3. Has received a live vaccine or live-attenuated vaccine within 30 days prior to the
first dose of study drug. Administration of killed vaccines is allowed.
4. Has a diagnosis of immunodeficiency or is receiving chronic systemic steroid therapy
(in dosing exceeding 10 mg daily of prednisone equivalent) or any other form of
immunosuppressive therapy within 7 days prior to registration.
5. Has had an allogeneic tissue/solid organ transplant.
6. Has severe hypersensitivity (≥Grade 3) to pembrolizumab and/or any of its
excipients.
7. Has active autoimmune disease that has required systemic treatment in the past 2
years (i.e. with use of disease modifying agents, corticosteroids or
immunosuppressive drugs). Replacement therapy (e.g., thyroxine, insulin, or
physiologic corticosteroid replacement therapy for adrenal or pituitary
insufficiency, etc.) is not considered a form of systemic treatment.
8. Has a history of (non-infectious) pneumonitis that required steroids or has current
pneumonitis.
9. Has an active infection requiring systemic therapy.

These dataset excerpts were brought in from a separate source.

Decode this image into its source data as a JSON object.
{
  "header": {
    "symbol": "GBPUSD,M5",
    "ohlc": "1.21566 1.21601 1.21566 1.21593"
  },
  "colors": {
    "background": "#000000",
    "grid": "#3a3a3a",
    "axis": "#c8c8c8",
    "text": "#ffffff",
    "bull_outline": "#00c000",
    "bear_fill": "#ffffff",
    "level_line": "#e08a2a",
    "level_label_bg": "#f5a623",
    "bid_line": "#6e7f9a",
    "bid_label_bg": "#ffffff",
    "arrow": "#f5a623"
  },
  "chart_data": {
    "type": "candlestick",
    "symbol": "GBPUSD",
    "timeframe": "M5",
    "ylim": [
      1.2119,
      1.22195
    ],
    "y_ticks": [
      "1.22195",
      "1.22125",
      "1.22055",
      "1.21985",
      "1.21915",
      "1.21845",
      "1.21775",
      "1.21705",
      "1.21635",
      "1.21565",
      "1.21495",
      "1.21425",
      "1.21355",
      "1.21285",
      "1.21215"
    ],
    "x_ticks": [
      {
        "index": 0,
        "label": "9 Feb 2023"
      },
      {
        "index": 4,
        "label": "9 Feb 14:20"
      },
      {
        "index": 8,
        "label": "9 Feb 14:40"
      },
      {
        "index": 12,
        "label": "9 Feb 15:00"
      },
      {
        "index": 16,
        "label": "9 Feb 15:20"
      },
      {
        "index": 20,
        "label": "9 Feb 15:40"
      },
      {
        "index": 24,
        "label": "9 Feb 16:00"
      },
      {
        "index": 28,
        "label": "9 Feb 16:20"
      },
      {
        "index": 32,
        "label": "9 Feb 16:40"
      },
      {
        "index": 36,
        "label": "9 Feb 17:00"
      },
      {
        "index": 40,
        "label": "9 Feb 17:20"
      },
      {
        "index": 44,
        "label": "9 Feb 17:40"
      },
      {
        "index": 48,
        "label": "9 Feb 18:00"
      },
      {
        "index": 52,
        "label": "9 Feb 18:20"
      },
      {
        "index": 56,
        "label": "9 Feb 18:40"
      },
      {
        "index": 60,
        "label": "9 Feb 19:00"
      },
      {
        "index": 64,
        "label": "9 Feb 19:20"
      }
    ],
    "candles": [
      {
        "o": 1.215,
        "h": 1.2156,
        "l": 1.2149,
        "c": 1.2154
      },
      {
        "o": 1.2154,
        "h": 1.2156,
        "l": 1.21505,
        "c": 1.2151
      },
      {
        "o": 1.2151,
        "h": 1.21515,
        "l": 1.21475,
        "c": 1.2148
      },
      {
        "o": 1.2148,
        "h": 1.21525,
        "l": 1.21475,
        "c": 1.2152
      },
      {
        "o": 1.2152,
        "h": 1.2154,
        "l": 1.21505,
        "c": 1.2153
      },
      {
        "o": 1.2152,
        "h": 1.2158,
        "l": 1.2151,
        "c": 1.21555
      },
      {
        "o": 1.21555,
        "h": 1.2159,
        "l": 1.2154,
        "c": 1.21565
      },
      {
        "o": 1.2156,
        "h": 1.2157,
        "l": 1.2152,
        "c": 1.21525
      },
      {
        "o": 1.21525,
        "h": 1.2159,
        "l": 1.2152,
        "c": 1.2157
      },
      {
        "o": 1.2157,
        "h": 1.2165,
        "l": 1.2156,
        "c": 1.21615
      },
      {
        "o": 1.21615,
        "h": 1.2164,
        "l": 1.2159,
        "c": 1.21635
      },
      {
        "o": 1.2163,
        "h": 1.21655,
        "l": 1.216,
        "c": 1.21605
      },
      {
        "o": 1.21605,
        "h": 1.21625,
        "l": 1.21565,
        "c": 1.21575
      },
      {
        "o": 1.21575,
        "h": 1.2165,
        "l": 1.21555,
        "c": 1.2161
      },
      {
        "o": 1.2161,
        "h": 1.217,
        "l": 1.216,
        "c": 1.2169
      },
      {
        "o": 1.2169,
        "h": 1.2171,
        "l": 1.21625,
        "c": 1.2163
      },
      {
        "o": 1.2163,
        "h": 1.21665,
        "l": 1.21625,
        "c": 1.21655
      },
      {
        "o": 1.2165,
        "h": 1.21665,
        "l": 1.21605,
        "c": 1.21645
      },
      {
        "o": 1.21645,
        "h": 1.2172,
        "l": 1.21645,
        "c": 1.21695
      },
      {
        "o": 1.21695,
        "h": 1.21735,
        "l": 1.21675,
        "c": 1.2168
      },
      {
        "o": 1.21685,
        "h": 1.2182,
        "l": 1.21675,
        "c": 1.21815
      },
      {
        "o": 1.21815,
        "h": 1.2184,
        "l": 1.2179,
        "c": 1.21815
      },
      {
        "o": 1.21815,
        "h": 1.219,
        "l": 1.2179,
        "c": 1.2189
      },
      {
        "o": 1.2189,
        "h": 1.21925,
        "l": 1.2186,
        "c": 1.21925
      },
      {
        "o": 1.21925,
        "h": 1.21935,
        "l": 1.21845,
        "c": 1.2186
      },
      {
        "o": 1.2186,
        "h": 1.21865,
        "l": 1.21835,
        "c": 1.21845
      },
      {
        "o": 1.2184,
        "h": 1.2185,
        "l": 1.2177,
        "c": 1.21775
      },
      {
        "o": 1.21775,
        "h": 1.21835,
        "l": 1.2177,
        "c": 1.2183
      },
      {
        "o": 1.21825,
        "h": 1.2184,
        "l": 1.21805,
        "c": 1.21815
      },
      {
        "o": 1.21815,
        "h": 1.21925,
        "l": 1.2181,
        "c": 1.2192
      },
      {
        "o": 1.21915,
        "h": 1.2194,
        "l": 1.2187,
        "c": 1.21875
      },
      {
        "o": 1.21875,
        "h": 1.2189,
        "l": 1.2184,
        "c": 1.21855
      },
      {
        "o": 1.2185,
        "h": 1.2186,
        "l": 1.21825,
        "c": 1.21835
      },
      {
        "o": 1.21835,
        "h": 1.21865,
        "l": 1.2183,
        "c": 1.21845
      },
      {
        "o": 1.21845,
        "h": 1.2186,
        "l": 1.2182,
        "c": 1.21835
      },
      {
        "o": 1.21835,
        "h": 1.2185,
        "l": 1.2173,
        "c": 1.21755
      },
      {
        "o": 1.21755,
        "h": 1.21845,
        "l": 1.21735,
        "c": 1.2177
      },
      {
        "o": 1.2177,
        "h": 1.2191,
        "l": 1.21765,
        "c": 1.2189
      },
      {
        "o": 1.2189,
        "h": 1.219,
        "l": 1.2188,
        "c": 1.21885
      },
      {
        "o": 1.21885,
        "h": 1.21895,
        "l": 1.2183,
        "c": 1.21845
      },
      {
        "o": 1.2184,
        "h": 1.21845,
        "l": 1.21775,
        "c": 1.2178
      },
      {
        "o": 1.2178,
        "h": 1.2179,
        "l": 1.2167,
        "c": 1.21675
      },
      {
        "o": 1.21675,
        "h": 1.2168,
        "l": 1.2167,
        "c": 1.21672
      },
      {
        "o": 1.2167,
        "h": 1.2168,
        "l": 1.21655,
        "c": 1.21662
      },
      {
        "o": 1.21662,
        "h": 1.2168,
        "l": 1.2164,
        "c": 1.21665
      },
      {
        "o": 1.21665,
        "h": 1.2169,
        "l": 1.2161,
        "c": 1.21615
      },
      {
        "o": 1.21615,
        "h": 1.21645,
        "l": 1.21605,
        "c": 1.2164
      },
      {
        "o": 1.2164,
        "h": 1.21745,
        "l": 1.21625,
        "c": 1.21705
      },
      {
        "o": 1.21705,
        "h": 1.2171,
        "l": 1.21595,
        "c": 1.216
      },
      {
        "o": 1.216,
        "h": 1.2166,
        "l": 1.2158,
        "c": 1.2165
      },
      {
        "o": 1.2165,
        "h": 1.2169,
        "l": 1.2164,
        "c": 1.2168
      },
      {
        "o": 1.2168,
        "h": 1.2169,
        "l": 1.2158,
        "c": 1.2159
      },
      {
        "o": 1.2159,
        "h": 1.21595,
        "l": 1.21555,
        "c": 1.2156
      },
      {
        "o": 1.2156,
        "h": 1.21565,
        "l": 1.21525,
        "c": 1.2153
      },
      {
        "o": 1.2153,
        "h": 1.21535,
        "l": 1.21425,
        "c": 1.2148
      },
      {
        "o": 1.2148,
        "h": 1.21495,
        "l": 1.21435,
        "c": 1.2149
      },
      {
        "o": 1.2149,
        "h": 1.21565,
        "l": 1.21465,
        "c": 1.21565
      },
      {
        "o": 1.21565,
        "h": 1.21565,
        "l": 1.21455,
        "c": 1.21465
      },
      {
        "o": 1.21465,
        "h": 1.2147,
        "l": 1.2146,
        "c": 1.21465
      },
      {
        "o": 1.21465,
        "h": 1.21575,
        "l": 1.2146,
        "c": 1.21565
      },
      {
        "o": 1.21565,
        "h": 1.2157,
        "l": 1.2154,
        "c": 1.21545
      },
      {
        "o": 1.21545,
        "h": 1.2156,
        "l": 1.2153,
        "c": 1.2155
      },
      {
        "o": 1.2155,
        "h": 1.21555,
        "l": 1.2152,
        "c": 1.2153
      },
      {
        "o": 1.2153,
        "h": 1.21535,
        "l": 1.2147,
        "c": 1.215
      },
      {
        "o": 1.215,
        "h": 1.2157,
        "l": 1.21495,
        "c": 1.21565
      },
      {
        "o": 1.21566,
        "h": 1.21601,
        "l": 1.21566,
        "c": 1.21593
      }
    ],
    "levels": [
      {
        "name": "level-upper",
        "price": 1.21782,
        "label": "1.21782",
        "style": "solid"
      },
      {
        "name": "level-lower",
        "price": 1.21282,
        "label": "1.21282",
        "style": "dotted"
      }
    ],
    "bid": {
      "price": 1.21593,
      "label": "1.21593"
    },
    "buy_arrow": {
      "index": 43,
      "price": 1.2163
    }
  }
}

10. Has active TB (Bacillus Tuberculosis) infection.
11. Has a history or current evidence of any condition, therapy, or laboratory
abnormality that might confound the results of the study, interfere with the
subject's participation for the full duration of the study, or is not in the best
interest of the subject to participate, in the opinion of the treating investigator.
12. Has known psychiatric or substance abuse disorders that would interfere with
cooperation with the requirements of the trial.
13. Is pregnant or breastfeeding or expecting to conceive or father children within the
projected duration of the study, starting with the screening visit through 7 months
(females) or 120 days (males) after the last dose of trial treatment. NOTE: breast
milk cannot be stored for future use while the mother is being treated on study.
14. Clinically significant cardiovascular disease or cardiac insufficiency (New York
Heart Association classes III-IV), cardiomyopathy, preexisting clinically
significant arrhythmia, acute myocardial infarction within 3 months of enrollment,
angina pectoris within 3 months of enrollment.